After the bankruptcy petition was filed, Bayou, now operating as a debtor in possession, filed an emergency motion in the bankruptcy court seeking to prohibit any action by the CMS or the ACHA to terminate the debtor’s Medicaid and Medicare provider agreements. The bankruptcy court entered an order granting the motion (the “injunction order”). The United States of America, on behalf of the secretary of HHS and the ACHA, appealed, arguing that the bankruptcy court lacked jurisdiction to enjoin the termination of the provider agreements.

The Chapter 11 Plan/Assumption of the Provider Agreements

While the appeal was pending, and given the breathing spell provided to the debtor by the injunction order, the debtor sought confirmation of its plan of reorganization and approval to assume the provider agreements under § 365 of the Bankruptcy Code.[3] The secretary objected arguing, among other things, that the bankruptcy court was barred by 42 U.S.C. § 405(h)[4] from taking any action related to the provider arguments. The bankruptcy court overruled the objection, confirmed the plan of reorganization and authorized the assumption of the provider agreements.

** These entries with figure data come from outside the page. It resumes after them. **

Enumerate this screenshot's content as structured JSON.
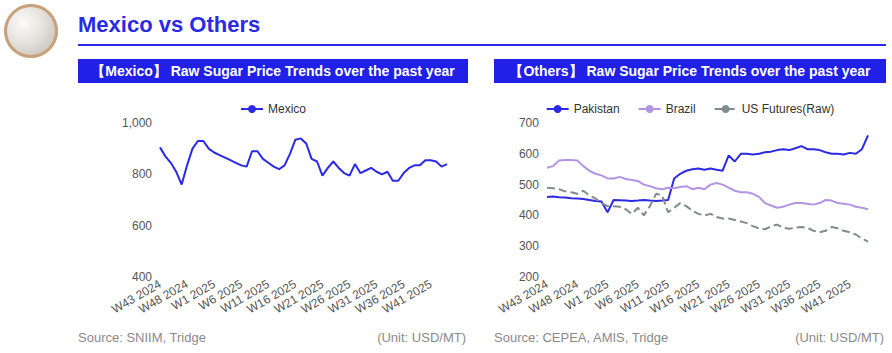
{
  "header": {
    "title": "Mexico vs Others"
  },
  "chart_data": [
    {
      "type": "line",
      "title": "【Mexico】 Raw Sugar Price Trends over the past year",
      "source": "Source: SNIIM, Tridge",
      "unit": "(Unit: USD/MT)",
      "categories": [
        "W43 2024",
        null,
        null,
        null,
        null,
        "W48 2024",
        null,
        null,
        null,
        null,
        "W1 2025",
        null,
        null,
        null,
        null,
        "W6 2025",
        null,
        null,
        null,
        null,
        "W11 2025",
        null,
        null,
        null,
        null,
        "W16 2025",
        null,
        null,
        null,
        null,
        "W21 2025",
        null,
        null,
        null,
        null,
        "W26 2025",
        null,
        null,
        null,
        null,
        "W31 2025",
        null,
        null,
        null,
        null,
        "W36 2025",
        null,
        null,
        null,
        null,
        "W41 2025",
        null,
        null,
        null
      ],
      "series": [
        {
          "name": "Mexico",
          "color": "#2a2ae6",
          "line_style": "solid",
          "values": [
            905,
            870,
            845,
            810,
            760,
            835,
            900,
            930,
            930,
            900,
            885,
            875,
            865,
            855,
            845,
            835,
            830,
            890,
            890,
            860,
            845,
            830,
            820,
            835,
            880,
            935,
            940,
            920,
            860,
            850,
            795,
            825,
            850,
            825,
            805,
            795,
            840,
            805,
            815,
            825,
            810,
            800,
            810,
            775,
            775,
            805,
            825,
            835,
            835,
            855,
            855,
            850,
            830,
            840
          ]
        }
      ],
      "ylim": [
        400,
        1000
      ],
      "yticks": [
        400,
        600,
        800,
        {
          "value": 1000,
          "label": "1,000"
        }
      ],
      "grid": false,
      "legend": "top"
    },
    {
      "type": "line",
      "title": "【Others】 Raw Sugar Price Trends over the past year",
      "source": "Source: CEPEA, AMIS, Tridge",
      "unit": "(Unit: USD/MT)",
      "categories": [
        "W43 2024",
        null,
        null,
        null,
        null,
        "W48 2024",
        null,
        null,
        null,
        null,
        "W1 2025",
        null,
        null,
        null,
        null,
        "W6 2025",
        null,
        null,
        null,
        null,
        "W11 2025",
        null,
        null,
        null,
        null,
        "W16 2025",
        null,
        null,
        null,
        null,
        "W21 2025",
        null,
        null,
        null,
        null,
        "W26 2025",
        null,
        null,
        null,
        null,
        "W31 2025",
        null,
        null,
        null,
        null,
        "W36 2025",
        null,
        null,
        null,
        null,
        "W41 2025",
        null,
        null,
        null
      ],
      "series": [
        {
          "name": "Pakistan",
          "color": "#2a2ae6",
          "line_style": "solid",
          "values": [
            460,
            461,
            459,
            458,
            456,
            455,
            453,
            450,
            447,
            445,
            410,
            450,
            449,
            448,
            447,
            448,
            450,
            448,
            447,
            448,
            450,
            520,
            535,
            545,
            550,
            552,
            548,
            552,
            548,
            545,
            595,
            575,
            600,
            600,
            598,
            600,
            605,
            607,
            612,
            615,
            612,
            618,
            625,
            615,
            615,
            612,
            605,
            600,
            600,
            598,
            603,
            600,
            615,
            660
          ]
        },
        {
          "name": "Brazil",
          "color": "#b493e6",
          "line_style": "solid",
          "values": [
            555,
            560,
            578,
            580,
            580,
            578,
            560,
            545,
            535,
            530,
            520,
            520,
            525,
            518,
            515,
            512,
            500,
            495,
            488,
            485,
            490,
            488,
            492,
            495,
            485,
            490,
            485,
            500,
            505,
            500,
            490,
            480,
            475,
            475,
            470,
            460,
            440,
            432,
            425,
            428,
            435,
            440,
            440,
            438,
            435,
            440,
            450,
            448,
            440,
            438,
            435,
            428,
            425,
            420
          ]
        },
        {
          "name": "US Futures(Raw)",
          "color": "#7f8c8d",
          "line_style": "dashed",
          "values": [
            490,
            488,
            485,
            478,
            475,
            470,
            480,
            465,
            455,
            440,
            430,
            430,
            428,
            420,
            405,
            425,
            400,
            430,
            470,
            465,
            410,
            425,
            440,
            430,
            415,
            405,
            400,
            405,
            395,
            390,
            390,
            385,
            380,
            375,
            365,
            358,
            355,
            365,
            370,
            360,
            357,
            360,
            362,
            360,
            350,
            345,
            350,
            362,
            358,
            350,
            345,
            338,
            325,
            315
          ]
        }
      ],
      "ylim": [
        200,
        700
      ],
      "yticks": [
        200,
        300,
        400,
        500,
        600,
        700
      ],
      "grid": false,
      "legend": "top"
    }
  ]
}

In its opinion confirming the plan and the assumption of the provider agreements, the bankruptcy court held that it had grounds for exercising jurisdiction over the Medicare dispute under 28 U.S.C. § 1334.[5] Section 1334 provides that the “Court has jurisdiction over all civil proceeding arising under title 11 [of the Bankruptcy Code], arising in a case under title 11, or related to a proceeding under title 11.” The bankruptcy court held that its jurisdiction was not barred by § 405(h) because § 405(h) by its terms refers only to 28 U.S.C. § 1331 and § 1346, and the bankruptcy court’s jurisdiction was based instead on § 1334.[6]

The secretary and the ACHA, appealed the confirmation opinion. The appeal of the confirmation opinion was consolidated with the appeal of the injunction order. The appeals raised the same jurisdictional issues — namely, whether 42 U.S.C. § 405(h) precluded the bankruptcy court from taking any action related to the provider agreements.

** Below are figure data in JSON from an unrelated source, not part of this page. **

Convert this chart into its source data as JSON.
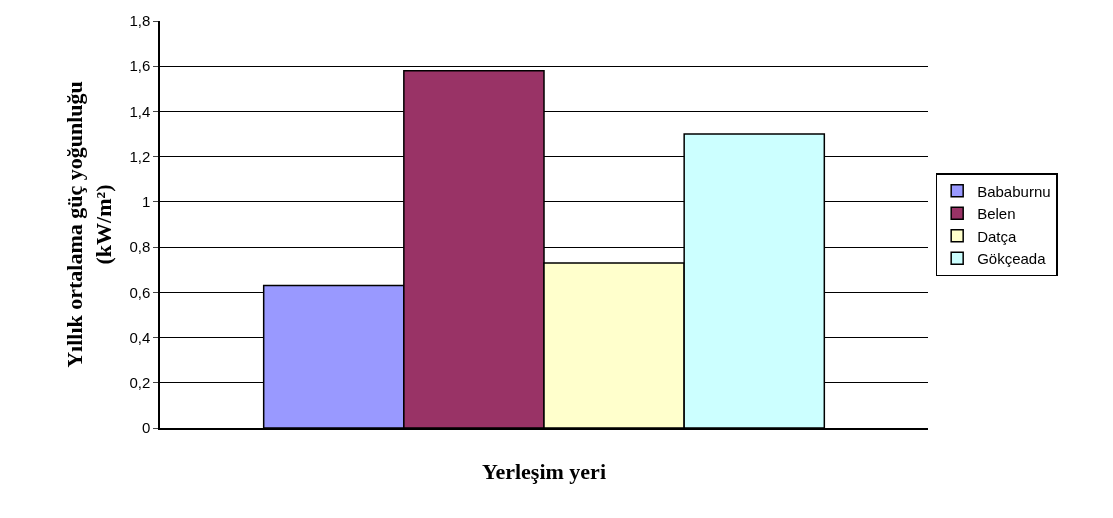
{
  "chart_data": {
    "type": "bar",
    "xlabel": "Yerleşim yeri",
    "ylabel": "Yıllık ortalama güç yoğunluğu\n(kW/m²)",
    "categories": [
      null
    ],
    "series": [
      {
        "name": "Bababurnu",
        "color": "#9999ff",
        "values": [
          0.63
        ]
      },
      {
        "name": "Belen",
        "color": "#993366",
        "values": [
          1.58
        ]
      },
      {
        "name": "Datça",
        "color": "#ffffcc",
        "values": [
          0.73
        ]
      },
      {
        "name": "Gökçeada",
        "color": "#ccffff",
        "values": [
          1.3
        ]
      }
    ],
    "ylim": [
      0,
      1.8
    ],
    "yticks": [
      {
        "value": 0,
        "label": "0"
      },
      {
        "value": 0.2,
        "label": "0,2"
      },
      {
        "value": 0.4,
        "label": "0,4"
      },
      {
        "value": 0.6,
        "label": "0,6"
      },
      {
        "value": 0.8,
        "label": "0,8"
      },
      {
        "value": 1,
        "label": "1"
      },
      {
        "value": 1.2,
        "label": "1,2"
      },
      {
        "value": 1.4,
        "label": "1,4"
      },
      {
        "value": 1.6,
        "label": "1,6"
      },
      {
        "value": 1.8,
        "label": "1,8"
      }
    ],
    "grid": "y",
    "legend": "right",
    "tick_labels": "y"
  }
}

The District Court’s Ruling on Appeal: The Medicare Jurisdictional Bar

In the consolidated appeals, the district court held that “the Bankruptcy Court erred as a matter of law because the jurisdictional bar in § 405(h) precluded the Bankruptcy Court from delaying or preventing the effect of CMS’ determination that the provider agreements should be terminated.”[7] The district court also held that the bankruptcy court’s conclusion of law that it had jurisdiction under § 1334 was in error because it ignored the jurisdictional bar provided for in the Medicare Act, and that “[t]he Bankruptcy Court exceeded its subject matter jurisdiction when it interfered with CMS’ termination of the provider agreements.”[8] The district court further held “[t]here is no jurisdiction for a court to interpose itself in a provider’s termination from the Medicare and Medicaid programs except to provide judicial review under § 405(g) after administrative remedies have been exhausted and the Secretary has issued a final agency decision.”[9] Accordingly, the district court held the bankruptcy court lacked jurisdiction to issue the injunction order and to authorize assumption of the provider agreements, and thus reversed the injunction order, and the confirmation opinion with respect to assumption of the provider agreements, and remanded to the bankruptcy court.

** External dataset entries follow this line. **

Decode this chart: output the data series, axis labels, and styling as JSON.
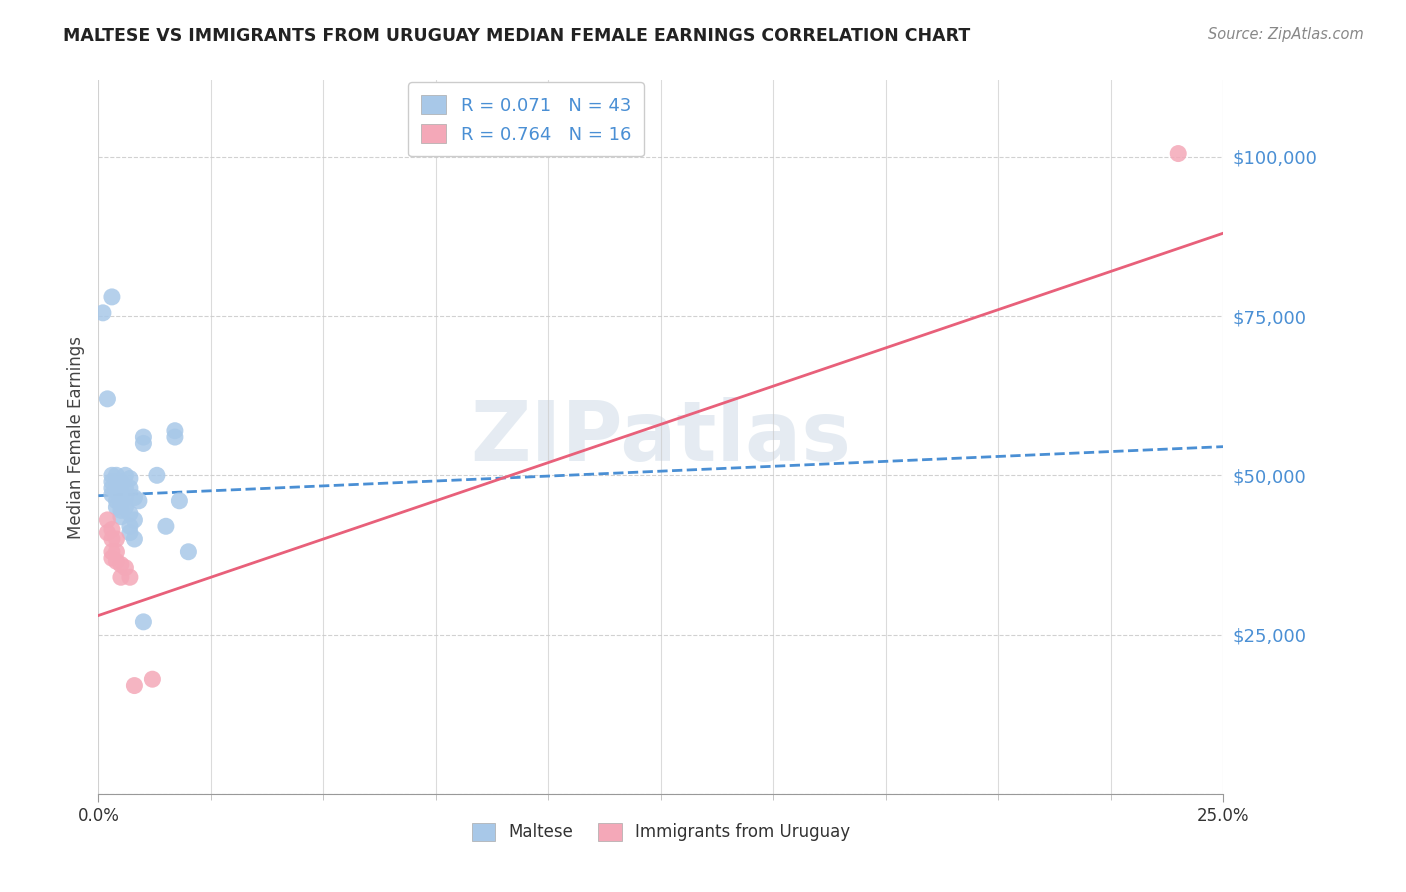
{
  "title": "MALTESE VS IMMIGRANTS FROM URUGUAY MEDIAN FEMALE EARNINGS CORRELATION CHART",
  "source": "Source: ZipAtlas.com",
  "ylabel_label": "Median Female Earnings",
  "ylabel_ticks": [
    0,
    25000,
    50000,
    75000,
    100000
  ],
  "ylabel_tick_labels": [
    "",
    "$25,000",
    "$50,000",
    "$75,000",
    "$100,000"
  ],
  "xlim": [
    0.0,
    0.25
  ],
  "ylim": [
    0,
    112000
  ],
  "maltese_color": "#a8c8e8",
  "uruguay_color": "#f4a8b8",
  "trend_blue_color": "#4a8fd4",
  "trend_pink_color": "#e8607a",
  "watermark_zip": "ZIP",
  "watermark_atlas": "atlas",
  "background_color": "#ffffff",
  "grid_color": "#cccccc",
  "maltese_scatter": [
    [
      0.001,
      75500
    ],
    [
      0.002,
      62000
    ],
    [
      0.003,
      78000
    ],
    [
      0.003,
      48000
    ],
    [
      0.003,
      50000
    ],
    [
      0.003,
      49000
    ],
    [
      0.003,
      47000
    ],
    [
      0.004,
      50000
    ],
    [
      0.004,
      49000
    ],
    [
      0.004,
      48000
    ],
    [
      0.004,
      47500
    ],
    [
      0.004,
      46000
    ],
    [
      0.004,
      45000
    ],
    [
      0.005,
      49000
    ],
    [
      0.005,
      48500
    ],
    [
      0.005,
      47500
    ],
    [
      0.005,
      46500
    ],
    [
      0.005,
      46000
    ],
    [
      0.005,
      45500
    ],
    [
      0.005,
      44500
    ],
    [
      0.005,
      43500
    ],
    [
      0.006,
      50000
    ],
    [
      0.006,
      48000
    ],
    [
      0.006,
      46500
    ],
    [
      0.006,
      45000
    ],
    [
      0.007,
      49500
    ],
    [
      0.007,
      48000
    ],
    [
      0.007,
      44000
    ],
    [
      0.007,
      42000
    ],
    [
      0.007,
      41000
    ],
    [
      0.008,
      46500
    ],
    [
      0.008,
      43000
    ],
    [
      0.008,
      40000
    ],
    [
      0.009,
      46000
    ],
    [
      0.01,
      56000
    ],
    [
      0.01,
      55000
    ],
    [
      0.01,
      27000
    ],
    [
      0.013,
      50000
    ],
    [
      0.015,
      42000
    ],
    [
      0.017,
      57000
    ],
    [
      0.017,
      56000
    ],
    [
      0.018,
      46000
    ],
    [
      0.02,
      38000
    ]
  ],
  "uruguay_scatter": [
    [
      0.002,
      43000
    ],
    [
      0.002,
      41000
    ],
    [
      0.003,
      41500
    ],
    [
      0.003,
      40000
    ],
    [
      0.003,
      38000
    ],
    [
      0.003,
      37000
    ],
    [
      0.004,
      40000
    ],
    [
      0.004,
      38000
    ],
    [
      0.004,
      36500
    ],
    [
      0.005,
      36000
    ],
    [
      0.005,
      34000
    ],
    [
      0.006,
      35500
    ],
    [
      0.007,
      34000
    ],
    [
      0.008,
      17000
    ],
    [
      0.012,
      18000
    ],
    [
      0.24,
      100500
    ]
  ],
  "maltese_trend_x": [
    0.0,
    0.25
  ],
  "maltese_trend_y": [
    46800,
    54500
  ],
  "uruguay_trend_x": [
    0.0,
    0.25
  ],
  "uruguay_trend_y": [
    28000,
    88000
  ],
  "xticks_major": [
    0.0,
    0.25
  ],
  "xticks_minor": [
    0.025,
    0.05,
    0.075,
    0.1,
    0.125,
    0.15,
    0.175,
    0.2,
    0.225
  ],
  "yticks_minor": [
    12500,
    37500,
    62500,
    87500
  ]
}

On July 10, 2015, the Bayou debtor filed a motion for a stay pending appeal to the U.S. Court of Appeals for the Eleventh Circuit of the district court’s opinion reversing the confirmation opinion with respect to assumption of the provider agreements.[10]

Conclusion

The Bayou Shores bankruptcy case and related litigation — which is not over yet — highlights some of the unique Medicare and Medicaid issues that arise when a health care facility or provider files bankruptcy. Depending on the outcome of any appeal of the district court’s opinion to the Eleventh Circuit, the case could ultimately shape, at least in some jurisdictions, whether and how health care providers facing termination from Medicare and Medicaid programs can use bankruptcy as a tool to preserve their Medicare and Medicaid provider agreements.

Published by Bankruptcy Law360 on July 17, 2015. Also ran in Florida Law360, Government Contracts Law360, and Health Law360.